Researchers at the AHRQ-supported Duke Evidence-based Practice Center conducted the evidence review of transition-of-care programs for heart attack and stroke patients and found no interventions that consistently improved functional recovery after stroke or heart attack. None seemed to consistently improve quality of life or factors such as anxiety or depression, according to the report. Led by DaiWai M. Olson, Ph.D., researchers found that some components of care transition, such as early supported discharge from the hospital with rehabilitation at home following stroke, appear to shorten the length of hospital stay without increased death rates or adverse effects on functional recovery.
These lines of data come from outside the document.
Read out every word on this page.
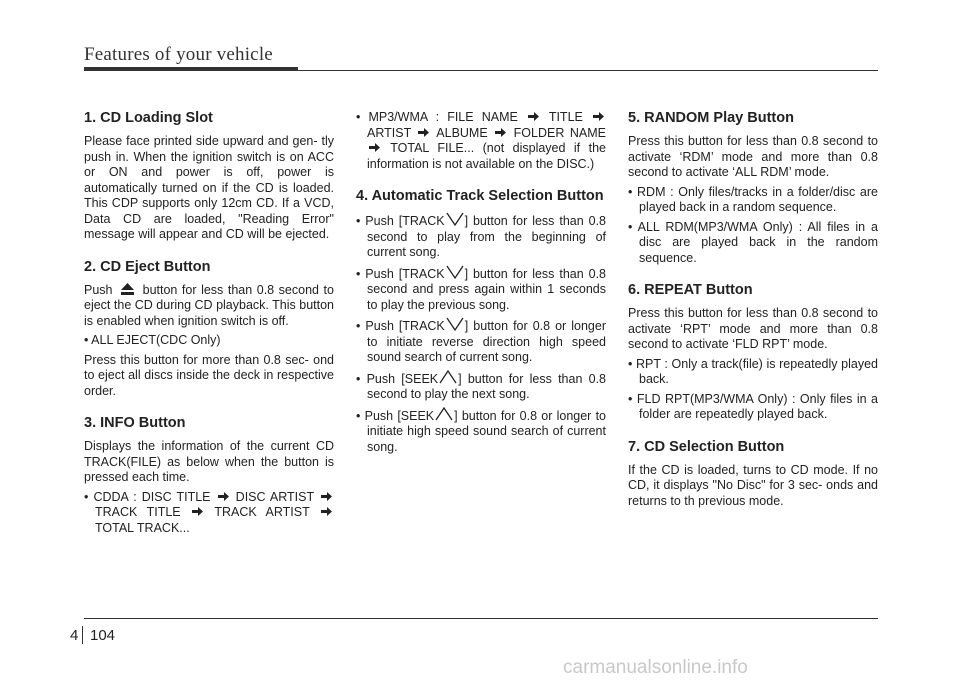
Features of your vehicle
1. CD Loading Slot
Please face printed side upward and gen- tly push in. When the ignition switch is on ACC or ON and power is off, power is automatically turned on if the CD is loaded. This CDP supports only 12cm CD. If a VCD, Data CD are loaded, "Reading Error" message will appear and CD will be ejected.
2. CD Eject Button
Push button for less than 0.8 second to eject the CD during CD playback. This button is enabled when ignition switch is off.
• ALL EJECT(CDC Only)
Press this button for more than 0.8 sec- ond to eject all discs inside the deck in respective order.
3. INFO Button
Displays the information of the current CD TRACK(FILE) as below when the button is pressed each time.
• CDDA : DISC TITLE DISC ARTIST  TRACK TITLE	TRACK ARTIST  TOTAL TRACK...
• MP3/WMA : FILE NAME TITLE  ARTIST ALBUME FOLDER NAME  TOTAL FILE... (not displayed if the information is not available on the DISC.)
4. Automatic Track Selection Button
• Push [TRACK ] button for less than 0.8 second to play from the beginning of current song.
• Push [TRACK ] button for less than 0.8 second and press again within 1 seconds to play the previous song.
• Push [TRACK ] button for 0.8 or longer to initiate reverse direction high speed sound search of current song.
• Push [SEEK ] button for less than 0.8 second to play the next song.
• Push [SEEK ] button for 0.8 or longer to initiate high speed sound search of current song.
5. RANDOM Play Button
Press this button for less than 0.8 second to activate ‘RDM’ mode and more than 0.8 second to activate ‘ALL RDM’ mode.
• RDM : Only files/tracks in a folder/disc are played back in a random sequence.
• ALL RDM(MP3/WMA Only) : All files in a disc are played back in the random sequence.
6. REPEAT Button
Press this button for less than 0.8 second to activate ‘RPT’ mode and more than 0.8 second to activate ‘FLD RPT’ mode.
• RPT : Only a track(file) is repeatedly played back.
• FLD RPT(MP3/WMA Only) : Only files in a folder are repeatedly played back.
7. CD Selection Button
If the CD is loaded, turns to CD mode. If no CD, it displays "No Disc" for 3 sec- onds and returns to th previous mode.
4 104
carmanualsonline.info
Additionally, specialty care followup after a heart attack was associated with reduced mortality. Researchers noted that additional research is needed before any conclusion can be reached that a specific care transition approach is effective and worthy of widespread adoption.
A copy of the report, Transition of Care for Acute Stroke and Myocardial Infarction Patients: From Hospitalization to Rehabilitation, Recovery, and Secondary Prevention, is available online at the Effective Health Care Program Web site.